Like Grant Munro, Don Stibich, MBA ’58, spent his entire career in the forest products business. After 40 years with Longview Fibre, he began entertaining thoughts of retirement just as his wife was diagnosed with ovarian cancer. Then, in January 2000, he blacked out at a board of directors meeting. After learning he had meningitis, his first thought was, “Good grief, I’ve got work to do.” But the infection didn’t honor his workload and knocked Stibich off his feet for two months. During this unplanned leave, he began thinking about what he was doing. “I had done it all and I wondered what else there is,” he says. Despite a satisfying career, he felt stuck. “I couldn’t see anything around me. I wasn’t in a rut, I was in a trench.”

With his wife growing increasingly ill, Stibich decided to leave Longview to care for her. She passed away in November of last year, and he has no intention of going back to work. Now he finds himself following in his wife’s footsteps as a volunteer by applying his Spanish-interpreter and business skills to projects for the Hospice of Marin, Marin General Hospital, and the St. Vincent de Paul Society. After 42 years with one company, he says, “suddenly I’m a social worker” and heads off to visit an abused woman with a young baby. “I’m going to see if I can help out.”

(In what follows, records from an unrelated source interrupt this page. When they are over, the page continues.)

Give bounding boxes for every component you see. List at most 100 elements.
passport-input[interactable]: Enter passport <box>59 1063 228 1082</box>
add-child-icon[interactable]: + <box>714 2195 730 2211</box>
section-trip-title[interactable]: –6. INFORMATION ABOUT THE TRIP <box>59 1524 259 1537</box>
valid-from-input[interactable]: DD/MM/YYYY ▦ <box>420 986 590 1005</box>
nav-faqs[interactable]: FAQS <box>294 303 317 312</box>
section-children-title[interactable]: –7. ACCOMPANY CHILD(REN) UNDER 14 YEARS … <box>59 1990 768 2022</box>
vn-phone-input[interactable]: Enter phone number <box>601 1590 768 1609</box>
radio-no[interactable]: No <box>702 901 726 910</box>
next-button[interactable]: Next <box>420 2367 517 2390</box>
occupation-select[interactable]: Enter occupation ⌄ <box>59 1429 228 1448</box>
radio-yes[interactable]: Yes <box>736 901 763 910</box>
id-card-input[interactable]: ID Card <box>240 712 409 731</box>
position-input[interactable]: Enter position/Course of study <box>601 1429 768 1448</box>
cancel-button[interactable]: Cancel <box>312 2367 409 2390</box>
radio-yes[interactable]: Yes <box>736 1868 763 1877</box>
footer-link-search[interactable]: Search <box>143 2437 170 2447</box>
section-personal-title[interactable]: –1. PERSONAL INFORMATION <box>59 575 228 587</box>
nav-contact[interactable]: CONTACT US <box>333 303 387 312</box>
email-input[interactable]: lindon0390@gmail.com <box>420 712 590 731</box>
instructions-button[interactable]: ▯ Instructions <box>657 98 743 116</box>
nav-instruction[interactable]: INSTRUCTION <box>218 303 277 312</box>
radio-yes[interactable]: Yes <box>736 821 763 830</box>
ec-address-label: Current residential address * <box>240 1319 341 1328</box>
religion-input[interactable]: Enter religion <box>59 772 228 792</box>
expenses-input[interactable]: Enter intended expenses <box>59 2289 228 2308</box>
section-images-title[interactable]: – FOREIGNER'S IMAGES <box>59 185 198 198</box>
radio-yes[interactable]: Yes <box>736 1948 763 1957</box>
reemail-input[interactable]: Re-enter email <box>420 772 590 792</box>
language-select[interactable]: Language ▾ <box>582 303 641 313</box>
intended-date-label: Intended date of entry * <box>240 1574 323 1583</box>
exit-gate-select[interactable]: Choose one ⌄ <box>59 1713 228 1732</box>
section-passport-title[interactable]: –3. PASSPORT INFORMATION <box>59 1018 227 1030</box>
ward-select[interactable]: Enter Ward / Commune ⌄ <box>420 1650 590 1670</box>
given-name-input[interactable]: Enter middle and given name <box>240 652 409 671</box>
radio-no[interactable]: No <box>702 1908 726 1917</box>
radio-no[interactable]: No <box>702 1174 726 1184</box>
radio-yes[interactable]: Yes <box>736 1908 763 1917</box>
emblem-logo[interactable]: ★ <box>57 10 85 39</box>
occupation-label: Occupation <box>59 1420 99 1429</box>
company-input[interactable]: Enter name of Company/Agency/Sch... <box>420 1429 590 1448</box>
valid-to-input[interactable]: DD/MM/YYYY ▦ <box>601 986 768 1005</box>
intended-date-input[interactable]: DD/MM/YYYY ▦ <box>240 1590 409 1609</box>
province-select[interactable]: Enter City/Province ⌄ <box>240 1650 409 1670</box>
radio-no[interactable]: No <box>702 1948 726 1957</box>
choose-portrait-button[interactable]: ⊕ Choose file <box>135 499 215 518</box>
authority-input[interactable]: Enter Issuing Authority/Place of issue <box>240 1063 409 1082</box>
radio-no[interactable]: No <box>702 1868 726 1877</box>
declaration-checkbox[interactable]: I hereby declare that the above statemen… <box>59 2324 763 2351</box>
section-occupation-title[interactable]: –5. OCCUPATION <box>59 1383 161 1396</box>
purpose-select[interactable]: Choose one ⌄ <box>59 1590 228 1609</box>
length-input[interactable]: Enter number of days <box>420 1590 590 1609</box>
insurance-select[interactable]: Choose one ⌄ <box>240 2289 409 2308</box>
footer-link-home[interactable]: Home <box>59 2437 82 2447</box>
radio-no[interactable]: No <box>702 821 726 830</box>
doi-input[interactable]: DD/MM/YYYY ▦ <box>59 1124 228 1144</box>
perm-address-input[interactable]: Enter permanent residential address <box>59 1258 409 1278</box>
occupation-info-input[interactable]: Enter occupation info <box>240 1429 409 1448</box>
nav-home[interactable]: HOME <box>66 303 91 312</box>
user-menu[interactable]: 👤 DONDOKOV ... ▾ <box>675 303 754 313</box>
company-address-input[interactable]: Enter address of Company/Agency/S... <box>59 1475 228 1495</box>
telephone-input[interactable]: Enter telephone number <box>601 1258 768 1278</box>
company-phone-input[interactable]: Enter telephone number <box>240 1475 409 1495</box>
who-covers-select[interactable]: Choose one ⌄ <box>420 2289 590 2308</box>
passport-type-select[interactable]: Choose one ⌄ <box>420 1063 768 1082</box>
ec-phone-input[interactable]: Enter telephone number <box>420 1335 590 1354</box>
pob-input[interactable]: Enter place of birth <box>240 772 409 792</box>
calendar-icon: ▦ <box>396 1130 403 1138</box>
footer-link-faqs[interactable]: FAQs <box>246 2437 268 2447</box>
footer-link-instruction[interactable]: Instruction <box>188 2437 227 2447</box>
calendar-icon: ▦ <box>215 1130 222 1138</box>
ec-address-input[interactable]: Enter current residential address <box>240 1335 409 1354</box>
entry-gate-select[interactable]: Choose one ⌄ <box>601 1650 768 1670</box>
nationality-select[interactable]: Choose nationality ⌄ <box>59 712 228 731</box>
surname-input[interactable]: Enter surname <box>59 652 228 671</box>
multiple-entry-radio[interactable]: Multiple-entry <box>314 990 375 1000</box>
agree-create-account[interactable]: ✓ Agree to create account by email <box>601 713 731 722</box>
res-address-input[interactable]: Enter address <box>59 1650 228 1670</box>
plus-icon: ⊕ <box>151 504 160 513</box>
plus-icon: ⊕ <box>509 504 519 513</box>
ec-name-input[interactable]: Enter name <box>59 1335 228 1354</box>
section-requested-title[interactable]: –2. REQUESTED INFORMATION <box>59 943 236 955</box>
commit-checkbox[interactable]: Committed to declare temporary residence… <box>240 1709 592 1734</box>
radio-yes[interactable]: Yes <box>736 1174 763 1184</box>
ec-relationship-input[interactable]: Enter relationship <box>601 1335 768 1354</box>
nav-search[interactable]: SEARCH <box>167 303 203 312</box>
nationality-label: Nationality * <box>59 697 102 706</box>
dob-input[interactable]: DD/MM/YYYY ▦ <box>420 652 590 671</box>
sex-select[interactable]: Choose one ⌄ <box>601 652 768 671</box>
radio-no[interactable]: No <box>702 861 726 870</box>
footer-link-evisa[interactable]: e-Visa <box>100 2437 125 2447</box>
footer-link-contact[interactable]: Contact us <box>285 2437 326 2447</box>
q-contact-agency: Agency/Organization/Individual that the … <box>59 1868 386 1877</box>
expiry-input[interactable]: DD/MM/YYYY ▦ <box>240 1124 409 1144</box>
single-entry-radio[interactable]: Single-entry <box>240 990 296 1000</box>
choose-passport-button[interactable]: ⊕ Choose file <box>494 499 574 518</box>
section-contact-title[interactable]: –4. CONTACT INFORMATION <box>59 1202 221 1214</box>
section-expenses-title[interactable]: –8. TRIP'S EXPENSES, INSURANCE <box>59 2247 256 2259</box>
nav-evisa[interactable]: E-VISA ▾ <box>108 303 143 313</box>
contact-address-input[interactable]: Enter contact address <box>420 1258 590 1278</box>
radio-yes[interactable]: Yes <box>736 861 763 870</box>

Charlie Wood’s epiphany came on an airplane flight. Having been in financial services for nearly 25 years, Wood had enough frequent flyer miles to always be upgraded. He had so many miles that on United he was the first person in first class to be asked by the flight attendant about his meal choice. “It became really important to me that they asked me before anyone else in the cabin,” he says. “When I realized that, I realized my priorities were misaligned.” Wood, MBA ’76, retired from investment banking. He thought he’d finally figured out his ideal retirement job when he “unretired” to become the CFO and director of development at Loyola High School in Los Angeles. It wasn’t meant to be.

“I thought I would be there forever,” Wood says, “but I was moving a bit too quickly for the president. Candidly, I was crushed that it didn’t work out.” Wood regrouped and redirected himself toward a field he considered briefly before enrolling at the GSB: medicine. Last fall he completed training to be an emergency medical technician (EMT) and an emergency care technician (ECT), the latter being a “nurse extender position,” like that played by the character Malik on ER. While still in training at UCLA, 53-year-old Wood had his own ER experience when late one night a young man was brought into Pasadena’s Huntington Hospital Trauma Center with a gunshot to the groin. With blood gushing all over, Wood raced him to the operating room. Most of the time, however, Wood assists with setting up EKGs, chest tubes, suturing, and dealing with “barf and code brown.”

Wood views his work, which pays about $13 an hour, as volunteer service. But, he says, “I get a real feeling that the patients care about what I’m doing.” He contemplated joining the Pasadena Fire Department reserve, but his wife decided that would represent “over-commitment.” For a greater intellectual challenge, he resuscitated CE Peterson, a private financial consulting firm, where he puts in 20 to 25 hours a week. “I don’t ever plan to retire in the old sense. The key is satisfying my intellectual curiosity. I’m trying to figure out what I’m going to do until I’m 75 or 80.”

And what about Phil Trapp, who said never again when he left TRW back in 1998? He’s cut his workweek at ZNOW back to a more manageable 60 hours a week and has a plan in place to transition out of his CEO role. “Read my lips,” he says. “Never again. Funding an early-stage company is brutal. It’s too much work.” This is his last CEO assignment, he told his wife, Melody. “Of course, sweetie,” she told him. “I’m sure it is.”